Another important argument for the widespread use of rotablation is the fact that many patients are disqualified from cardiac surgery due to age, general clinical condition or comorbidities. There is no doubt that the proportion of these patients will undergo a further increase. The results of our study demonstrate that rotablation may be a rational therapeutic option also for these patients. There were no deaths or strokes during the in-hospital course, but 6 patients experienced a myocardial infarction. It is worth noting that in 3 patients this was a myocardial infarction diagnosed on the basis of biomarkers, recognized only on the basis of more than 10-fold increase of the troponin T concentration. Only 3 patients experienced clinically symptomatic myocardial infarction. Some of the adverse events which occurred after discharge certainly could have been avoided (two deaths), some of them resulted from disease progression, but it is difficult to associate them with the use of rotablation.

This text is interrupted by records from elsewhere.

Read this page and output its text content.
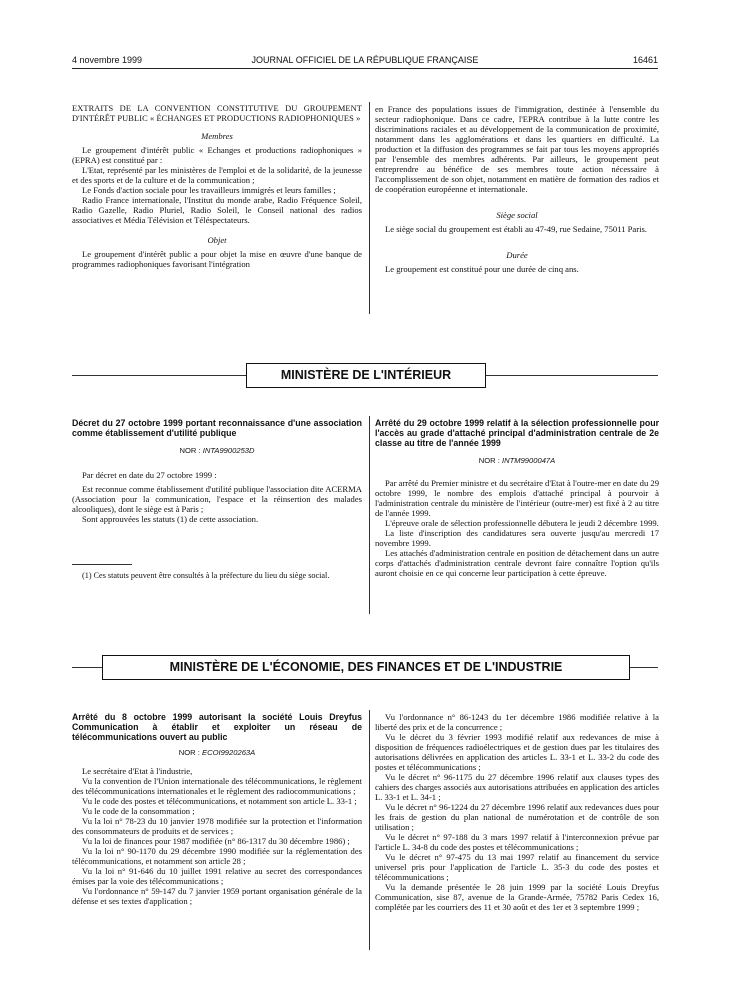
4 novembre 1999	JOURNAL OFFICIEL DE LA RÉPUBLIQUE FRANÇAISE	16461

EXTRAITS DE LA CONVENTION CONSTITUTIVE DU GROUPEMENT D'INTÉRÊT PUBLIC « ÉCHANGES ET PRODUCTIONS RADIOPHONIQUES »

Membres

Le groupement d'intérêt public « Echanges et productions radiophoniques » (EPRA) est constitué par :

L'Etat, représenté par les ministères de l'emploi et de la solidarité, de la jeunesse et des sports et de la culture et de la communication ;

Le Fonds d'action sociale pour les travailleurs immigrés et leurs familles ;

Radio France internationale, l'Institut du monde arabe, Radio Fréquence Soleil, Radio Gazelle, Radio Pluriel, Radio Soleil, le Conseil national des radios associatives et Média Télévision et Téléspectateurs.

Objet

Le groupement d'intérêt public a pour objet la mise en œuvre d'une banque de programmes radiophoniques favorisant l'intégration

en France des populations issues de l'immigration, destinée à l'ensemble du secteur radiophonique. Dans ce cadre, l'EPRA contribue à la lutte contre les discriminations raciales et au développement de la communication de proximité, notamment dans les agglomérations et dans les quartiers en difficulté. La production et la diffusion des programmes se fait par tous les moyens appropriés par l'ensemble des membres adhérents. Par ailleurs, le groupement peut entreprendre au bénéfice de ses membres toute action nécessaire à l'accomplissement de son objet, notamment en matière de formation des radios et de coopération européenne et internationale.

Siège social

Le siège social du groupement est établi au 47-49, rue Sedaine, 75011 Paris.

Durée

Le groupement est constitué pour une durée de cinq ans.

MINISTÈRE DE L'INTÉRIEUR
Décret du 27 octobre 1999 portant reconnaissance d'une association comme établissement d'utilité publique
NOR : INTA9900253D

Par décret en date du 27 octobre 1999 :

Est reconnue comme établissement d'utilité publique l'association dite ACERMA (Association pour la communication, l'espace et la réinsertion des malades alcooliques), dont le siège est à Paris ;

Sont approuvées les statuts (1) de cette association.

(1) Ces statuts peuvent être consultés à la préfecture du lieu du siège social.

Arrêté du 29 octobre 1999 relatif à la sélection professionnelle pour l'accès au grade d'attaché principal d'administration centrale de 2e classe au titre de l'année 1999
NOR : INTM9900047A

Par arrêté du Premier ministre et du secrétaire d'Etat à l'outre-mer en date du 29 octobre 1999, le nombre des emplois d'attaché principal à pourvoir à l'administration centrale du ministère de l'intérieur (outre-mer) est fixé à 2 au titre de l'année 1999.

L'épreuve orale de sélection professionnelle débutera le jeudi 2 décembre 1999.

La liste d'inscription des candidatures sera ouverte jusqu'au mercredi 17 novembre 1999.

Les attachés d'administration centrale en position de détachement dans un autre corps d'attachés d'administration centrale devront faire connaître l'option qu'ils auront choisie en ce qui concerne leur participation à cette épreuve.

MINISTÈRE DE L'ÉCONOMIE, DES FINANCES ET DE L'INDUSTRIE
Arrêté du 8 octobre 1999 autorisant la société Louis Dreyfus Communication à établir et exploiter un réseau de télécommunications ouvert au public
NOR : ECOI9920263A

Le secrétaire d'Etat à l'industrie,

Vu la convention de l'Union internationale des télécommunications, le règlement des télécommunications internationales et le règlement des radiocommunications ;

Vu le code des postes et télécommunications, et notamment son article L. 33-1 ;

Vu le code de la consommation ;

Vu la loi n° 78-23 du 10 janvier 1978 modifiée sur la protection et l'information des consommateurs de produits et de services ;

Vu la loi de finances pour 1987 modifiée (n° 86-1317 du 30 décembre 1986) ;

Vu la loi n° 90-1170 du 29 décembre 1990 modifiée sur la réglementation des télécommunications, et notamment son article 28 ;

Vu la loi n° 91-646 du 10 juillet 1991 relative au secret des correspondances émises par la voie des télécommunications ;

Vu l'ordonnance n° 59-147 du 7 janvier 1959 portant organisation générale de la défense et ses textes d'application ;

Vu l'ordonnance n° 86-1243 du 1er décembre 1986 modifiée relative à la liberté des prix et de la concurrence ;

Vu le décret du 3 février 1993 modifié relatif aux redevances de mise à disposition de fréquences radioélectriques et de gestion dues par les titulaires des autorisations délivrées en application des articles L. 33-1 et L. 33-2 du code des postes et télécommunications ;

Vu le décret n° 96-1175 du 27 décembre 1996 relatif aux clauses types des cahiers des charges associés aux autorisations attribuées en application des articles L. 33-1 et L. 34-1 ;

Vu le décret n° 96-1224 du 27 décembre 1996 relatif aux redevances dues pour les frais de gestion du plan national de numérotation et de contrôle de son utilisation ;

Vu le décret n° 97-188 du 3 mars 1997 relatif à l'interconnexion prévue par l'article L. 34-8 du code des postes et télécommunications ;

Vu le décret n° 97-475 du 13 mai 1997 relatif au financement du service universel pris pour l'application de l'article L. 35-3 du code des postes et télécommunications ;

Vu la demande présentée le 28 juin 1999 par la société Louis Dreyfus Communication, sise 87, avenue de la Grande-Armée, 75782 Paris Cedex 16, complétée par les courriers des 11 et 30 août et des 1er et 3 septembre 1999 ;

Many of the foreign reports draw attention to the fact that rotablation constitutes 2-4% of all PCI procedures performed in these centers. Data from the Database of the Section of Cardiovascular Interventions of the Polish Cardiac Society (PTK) show that there were 190 rotablation procedures performed in Poland in 2009-2010, which is about 0.2% of all PCI procedures. To our knowledge, the presented observation is the first Polish original report on rotablation and provides a reference point in the evaluation of potential complications, especially for inoperable patients and for patients with markedly increased operational risk. In our opinion rotablation requires further dissemination.

Conclusions

Rotablation of the coronary arteries is an effective and relatively safe form of treatment of massively calcified coronary artery lesions.